The Working Families Party, an infamous ACORN front group notorious for corruption, was instrumental in organizing the Occupy Wall Street protests, according to radical journalist Laura Flanders of Free Speech TV.
The protests, which have spread to several other large U.S. cities, are part of what ACORN’s neo-communist founder Wade Rathke calls an “anti-banking jihad.”
Working Families Party (WFP) organizer Nelini Stamp has “been here since day one and she is part of the organizing team and the outreach team that has managed to bridge the distance between that first day and this day and between the grassroots folks here and the labor movement,” Flanders said at the protest in lower Manhattan.
We are “actually trying to change the capitalist system we have today because it’s not working for any of us,” Stamp told Flanders in an interview. Demonstrators are asking “how do we really reform and bring revolutionary changes to the states?”
The WFP is part and parcel of ACORN. In 1998 the party was officially recognized in New York State. WFP’s headquarters is at the same address as ACORN on Nevins Street in Brooklyn. WFP’s executive director is longtime ACORN operative Dan Cantor.
One of the SEIU-funded party’s co-founders is ACORN’s former national chief organizer, Bertha Lewis. Democratic National Committee executive director Patrick Gaspard also contributed to the creation of the party and sat on its board. Gaspard was a political director in the Obama White House and is a former SEIU executive. Gaspard was also an organizer for the radical New Party in the early 1990s. That party’s membership consisted largely of individuals from the Democratic Socialists of America, SEIU, and ACORN. The party endorsed Barack Obama when he ran for the Illinois State Senate.
WFP takes credit for raising taxes both in the city and state of New York and for pressuring the state’s congressional delegation to oppose Social Security reforms. The party has sister WFP-branded parties in Connecticut, Delaware, Massachusetts, Oregon, South Carolina, and Vermont.

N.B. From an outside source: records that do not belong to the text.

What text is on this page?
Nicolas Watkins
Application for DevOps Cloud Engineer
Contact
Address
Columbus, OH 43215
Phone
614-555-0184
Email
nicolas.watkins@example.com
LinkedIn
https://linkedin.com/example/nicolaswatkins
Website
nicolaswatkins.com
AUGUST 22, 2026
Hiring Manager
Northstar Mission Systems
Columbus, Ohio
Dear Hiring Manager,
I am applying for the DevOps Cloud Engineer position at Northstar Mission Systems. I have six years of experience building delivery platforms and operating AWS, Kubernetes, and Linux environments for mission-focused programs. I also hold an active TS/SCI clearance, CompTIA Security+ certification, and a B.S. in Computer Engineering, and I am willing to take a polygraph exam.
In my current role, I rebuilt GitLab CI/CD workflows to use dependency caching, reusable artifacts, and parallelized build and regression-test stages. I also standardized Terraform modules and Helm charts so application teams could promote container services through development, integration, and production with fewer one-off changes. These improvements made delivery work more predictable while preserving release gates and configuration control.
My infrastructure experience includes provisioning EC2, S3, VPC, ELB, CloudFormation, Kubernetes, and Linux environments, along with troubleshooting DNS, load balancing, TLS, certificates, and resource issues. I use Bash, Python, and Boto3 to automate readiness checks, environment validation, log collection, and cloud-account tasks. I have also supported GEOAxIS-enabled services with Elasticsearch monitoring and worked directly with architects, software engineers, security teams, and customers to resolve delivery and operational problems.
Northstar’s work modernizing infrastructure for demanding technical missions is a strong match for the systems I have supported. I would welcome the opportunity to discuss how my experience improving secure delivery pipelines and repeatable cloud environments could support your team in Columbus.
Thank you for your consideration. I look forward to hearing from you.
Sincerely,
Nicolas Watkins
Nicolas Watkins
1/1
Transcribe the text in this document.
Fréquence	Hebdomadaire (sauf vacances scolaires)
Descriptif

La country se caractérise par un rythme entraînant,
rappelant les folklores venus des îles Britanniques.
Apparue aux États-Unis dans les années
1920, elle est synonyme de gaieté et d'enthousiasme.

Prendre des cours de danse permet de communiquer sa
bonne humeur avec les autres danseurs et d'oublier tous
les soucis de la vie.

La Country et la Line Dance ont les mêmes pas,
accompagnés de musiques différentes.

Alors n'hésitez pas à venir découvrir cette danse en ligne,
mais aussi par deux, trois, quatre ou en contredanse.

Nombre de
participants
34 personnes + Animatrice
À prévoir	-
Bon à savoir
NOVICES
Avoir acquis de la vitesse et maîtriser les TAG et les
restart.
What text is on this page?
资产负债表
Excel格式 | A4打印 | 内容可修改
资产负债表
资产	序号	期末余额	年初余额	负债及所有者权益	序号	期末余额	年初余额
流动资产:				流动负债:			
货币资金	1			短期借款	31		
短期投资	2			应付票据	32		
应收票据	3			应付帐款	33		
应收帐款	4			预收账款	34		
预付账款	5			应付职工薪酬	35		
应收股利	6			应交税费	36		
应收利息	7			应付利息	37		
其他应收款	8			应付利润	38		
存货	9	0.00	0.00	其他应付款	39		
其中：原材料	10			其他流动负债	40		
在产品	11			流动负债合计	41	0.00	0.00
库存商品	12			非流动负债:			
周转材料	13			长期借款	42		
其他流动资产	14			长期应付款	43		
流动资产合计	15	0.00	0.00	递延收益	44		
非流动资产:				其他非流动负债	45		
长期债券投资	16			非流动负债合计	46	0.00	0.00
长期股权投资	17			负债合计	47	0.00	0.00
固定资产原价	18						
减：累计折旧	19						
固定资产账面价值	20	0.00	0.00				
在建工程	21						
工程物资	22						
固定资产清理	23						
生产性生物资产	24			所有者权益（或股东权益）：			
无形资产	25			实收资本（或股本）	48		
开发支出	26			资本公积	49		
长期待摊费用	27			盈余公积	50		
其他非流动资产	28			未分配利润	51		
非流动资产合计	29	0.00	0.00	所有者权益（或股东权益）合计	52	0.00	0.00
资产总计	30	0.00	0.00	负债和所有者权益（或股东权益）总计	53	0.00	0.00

Working with its radical friends at SEIU, WFP advocates more government spending, higher taxes, universal government-run health care, campaign finance restrictions, free universal higher education, oppressive rent control, same-sex marriage, amnesty for illegal aliens, “greening” the economy by creating heavily subsidized union jobs in the energy sector, and mandatory paid sick leave for all workers.
In 2009 Connecticut WFP sent busloads of thugs to confront American International Group Inc. (AIG) executives at their homes. The protests were calculated to intimidate executives who had been receiving death threats after the company reportedly paid out bonuses using taxpayer bail-out funds.

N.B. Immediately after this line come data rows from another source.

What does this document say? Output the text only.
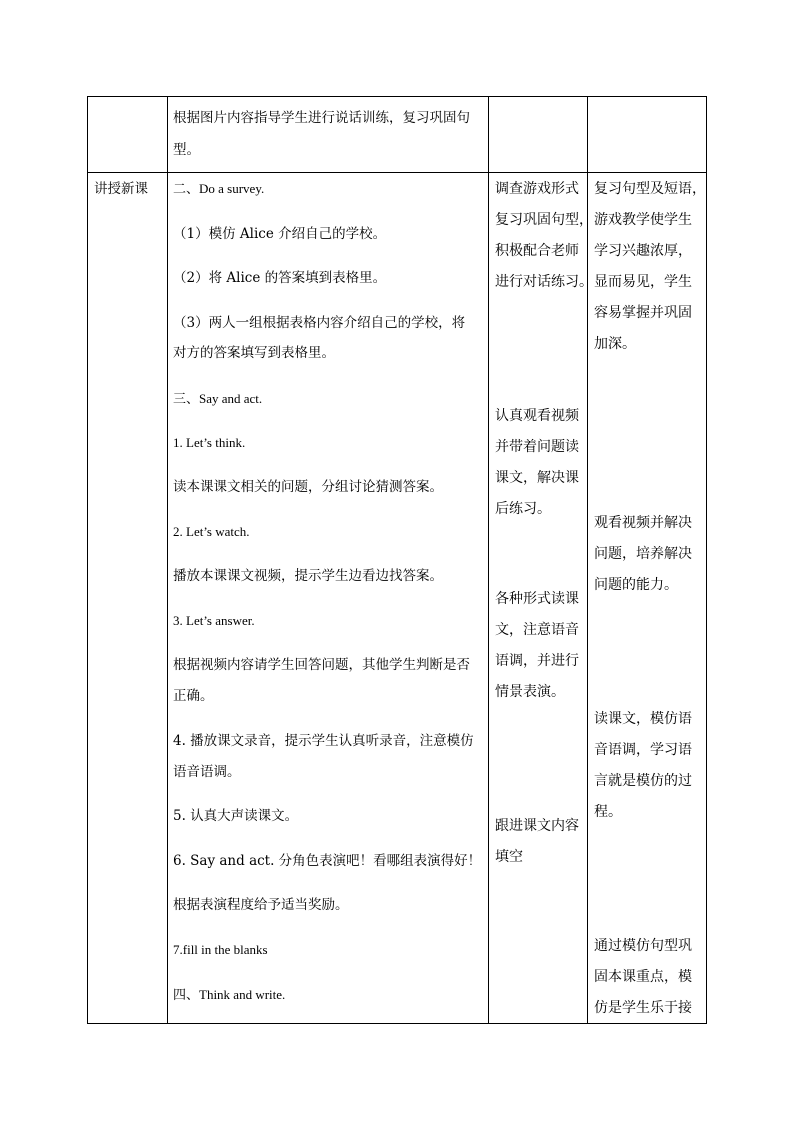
根据图片内容指导学生进行说话训练，复习巩固句
型。
讲授新课 二、Do a survey.
（1）模仿 Alice 介绍自己的学校。
（2）将 Alice 的答案填到表格里。
（3）两人一组根据表格内容介绍自己的学校，将
对方的答案填写到表格里。
三、Say and act.
1. Let’s think.
读本课课文相关的问题，分组讨论猜测答案。
2. Let’s watch.
播放本课课文视频，提示学生边看边找答案。
3. Let’s answer.
根据视频内容请学生回答问题，其他学生判断是否
正确。
4. 播放课文录音，提示学生认真听录音，注意模仿
语音语调。
5. 认真大声读课文。
6. Say and act. 分角色表演吧！看哪组表演得好！
根据表演程度给予适当奖励。
7.fill in the blanks
四、Think and write.
调查游戏形式
复习巩固句型，
积极配合老师
进行对话练习。
认真观看视频
并带着问题读
课文，解决课
后练习。
各种形式读课
文，注意语音
语调，并进行
情景表演。
跟进课文内容
填空
复习句型及短语，
游戏教学使学生
学习兴趣浓厚，
显而易见，学生
容易掌握并巩固
加深。
观看视频并解决
问题，培养解决
问题的能力。
读课文，模仿语
音语调，学习语
言就是模仿的过
程。
通过模仿句型巩
固本课重点，模
仿是学生乐于接
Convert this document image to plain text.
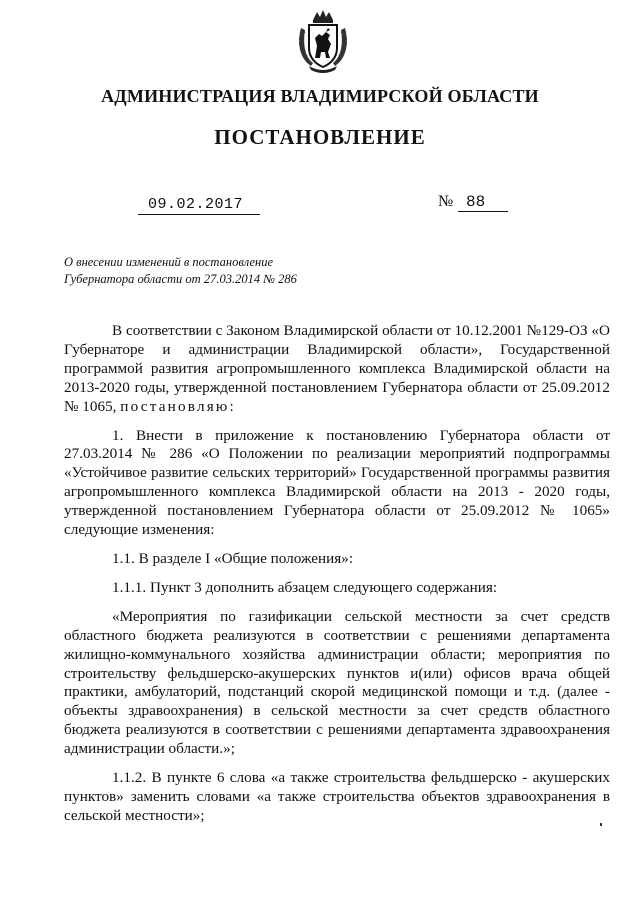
АДМИНИСТРАЦИЯ ВЛАДИМИРСКОЙ ОБЛАСТИ
ПОСТАНОВЛЕНИЕ
09.02.2017	№ 88
О внесении изменений в постановление
Губернатора области от 27.03.2014 № 286

В соответствии с Законом Владимирской области от 10.12.2001 №129-ОЗ «О Губернаторе и администрации Владимирской области», Государственной программой развития агропромышленного комплекса Владимирской области на 2013-2020 годы, утвержденной постановлением Губернатора области от 25.09.2012 № 1065, постановляю:

1. Внести в приложение к постановлению Губернатора области от 27.03.2014 № 286 «О Положении по реализации мероприятий подпрограммы «Устойчивое развитие сельских территорий» Государственной программы развития агропромышленного комплекса Владимирской области на 2013 - 2020 годы, утвержденной постановлением Губернатора области от 25.09.2012 № 1065» следующие изменения:

1.1. В разделе I «Общие положения»:

1.1.1. Пункт 3 дополнить абзацем следующего содержания:

«Мероприятия по газификации сельской местности за счет средств областного бюджета реализуются в соответствии с решениями департамента жилищно-коммунального хозяйства администрации области; мероприятия по строительству фельдшерско-акушерских пунктов и(или) офисов врача общей практики, амбулаторий, подстанций скорой медицинской помощи и т.д. (далее - объекты здравоохранения) в сельской местности за счет средств областного бюджета реализуются в соответствии с решениями департамента здравоохранения администрации области.»;

1.1.2. В пункте 6 слова «а также строительства фельдшерско - акушерских пунктов» заменить словами «а также строительства объектов здравоохранения в сельской местности»;
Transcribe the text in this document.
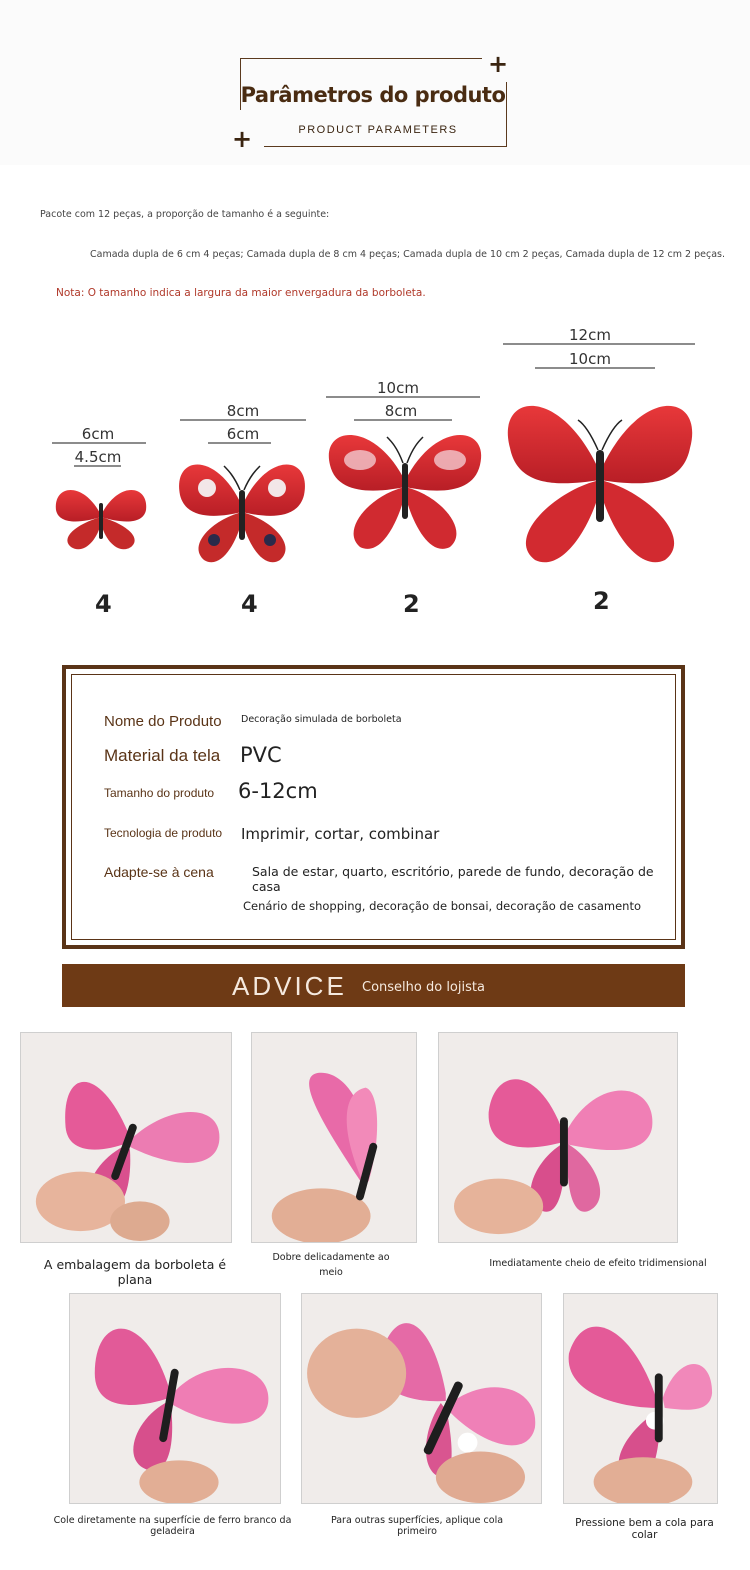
+
+
Parâmetros do produto
PRODUCT PARAMETERS
Pacote com 12 peças, a proporção de tamanho é a seguinte:
Camada dupla de 6 cm 4 peças; Camada dupla de 8 cm 4 peças; Camada dupla de 10 cm 2 peças, Camada dupla de 12 cm 2 peças.
Nota: O tamanho indica a largura da maior envergadura da borboleta.
6cm
4.5cm
8cm
6cm
10cm
8cm
12cm
10cm
4	4	2	2
Nome do Produto Decoração simulada de borboleta
Material da tela PVC
Tamanho do produto 6-12cm
Tecnologia de produto Imprimir, cortar, combinar
Adapte-se à cena	Sala de estar, quarto, escritório, parede de fundo, decoração de casa
Cenário de shopping, decoração de bonsai, decoração de casamento
ADVICE Conselho do lojista
A embalagem da borboleta é plana
Dobre delicadamente ao meio
Imediatamente cheio de efeito tridimensional
Cole diretamente na superfície de ferro branco da geladeira
Para outras superfícies, aplique cola primeiro
Pressione bem a cola para colar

ACORN allies are also involved in protests aimed at destabilizing the nation’s financial system.
SEIU board member Stephen Lerner has vowed to do his part to drive a stake through the heart of capitalism. Lerner says he wants to “bring down the stock market” through a campaign of disruption. He said last week that SEIU plans to terrorize bank executives at their homes.
Last year George Goehl, executive director of Chicago-based National People’s Action, said that “the banking crisis” was "the next big thing,” and “the way to build a big economic justice movement in this country.”
Meanwhile, ACORN’s new front groups are also deeply involved in the Occupy Wall Street movement.
In Pennsylvania, Action United said it plans to participate in Occupy Pittsburgh on Oct. 15. Organize Now will be occupying Orlando, Florida, on the same day.
New York Communities for Change (NYCC), led by longtime ACORN lobbyist Jon Kest, is one of the major protest groups leading the demonstrations in lower Manhattan. Alliance of Californians for Community Empowerment is leading the Occupy L.A. protests.
New England United for Justice, which is headed by former ACORN national president Maude Hurd, is participating in the related “Take Back Boston” protests in Massachusetts, according to watchdog group Judicial Watch. Hurd is a close political ally of Boston mayor Thomas Menino.
The influence of ACORN on the Wall Street protests should have been clear by the unhinged nature of much of the demonstrations. The question is really only whether the radical outfit will push the mob into more and more extreme behavior. Determining the answer to this question will likely not be pleasant.